The Achilles numbers up to 5000 are:
72, 108, 200, 288, 392, 432, 500, 648, 675, 800, 864, 968, 972, 1125, 1152, 1323, 1352, 1372, 1568, 1800, 1944, 2000, 2312, 2592, 2700, 2888, 3087, 3200, 3267, 3456, 3528, 3872, 3888, 4000, 4232, 4500, 4563, 4608, 5000 .

The sequence grows as O(n^{2}/log log n), and the sum of reciprocals is approximately 0.069132.

The smallest pair of consecutive Achilles numbers is:

 5425069447 = 7^{3} × 41^{2} × 97^{2}
 5425069448 = 2^{3} × 26041^{2}

==Examples==
As an example, 108 is a powerful number. Its prime factorization is 2^{2} · 3^{3}, and thus its prime factors are 2 and 3. Both 2^{2} = 4 and 3^{2} = 9 are divisors of 108. However, 108 cannot be represented as m^{k}, where m and k are positive integers greater than 1, so 108 is an Achilles number.

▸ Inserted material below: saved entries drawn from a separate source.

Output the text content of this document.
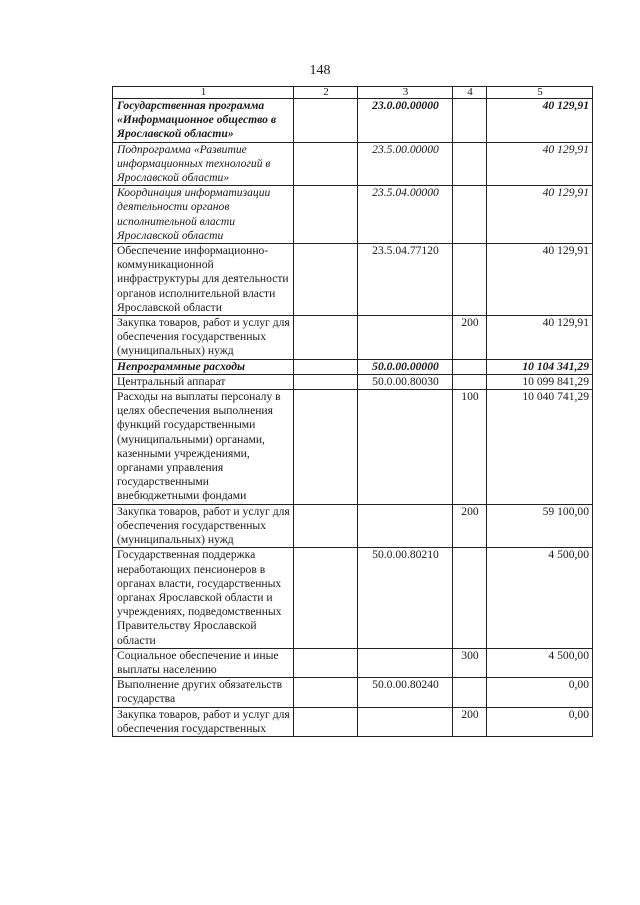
148
1	2	3	4	5
Государственная программа «Информационное общество в Ярославской области»		23.0.00.00000		40 129,91
Подпрограмма «Развитие информационных технологий в Ярославской области»		23.5.00.00000		40 129,91
Координация информатизации деятельности органов исполнительной власти Ярославской области		23.5.04.00000		40 129,91
Обеспечение информационно-коммуникационной инфраструктуры для деятельности органов исполнительной власти Ярославской области		23.5.04.77120		40 129,91
Закупка товаров, работ и услуг для обеспечения государственных (муниципальных) нужд			200	40 129,91
Непрограммные расходы		50.0.00.00000		10 104 341,29
Центральный аппарат		50.0.00.80030		10 099 841,29
Расходы на выплаты персоналу в целях обеспечения выполнения функций государственными (муниципальными) органами, казенными учреждениями, органами управления государственными внебюджетными фондами			100	10 040 741,29
Закупка товаров, работ и услуг для обеспечения государственных (муниципальных) нужд			200	59 100,00
Государственная поддержка неработающих пенсионеров в органах власти, государственных органах Ярославской области и учреждениях, подведомственных Правительству Ярославской области		50.0.00.80210		4 500,00
Социальное обеспечение и иные выплаты населению			300	4 500,00
Выполнение других обязательств государства		50.0.00.80240		0,00
Закупка товаров, работ и услуг для обеспечения государственных			200	0,00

The integer 360 is not an Achilles number because it is not powerful. One of its prime factors is 5 but 360 is not divisible by 5^{2} = 25 and leaves a remainder of 10.

On the contrary, 784 is not an Achilles number. It is a powerful number, because not only are 2 and 7 its only prime factors, but also 2^{2} = 4 and 7^{2} = 49 are divisors of it. It is a perfect power:

$784=2^4 \cdot 7^2 = (2^2)^2 \cdot 7^2 = (2^2 \cdot 7)^2 = 28^2. \,$

So it is not an Achilles number.

The integer 500 = 2^{2} × 5^{3} is a strong Achilles number as its Euler totient of 200 = 2^{3} × 5^{2} is also an Achilles number.

Another case is that of 72, which is the only Achilles number from 1 to 100.
Since 72 = 2^{3} × 3^{2} and its not a perfect power, 72 is an Achilles number.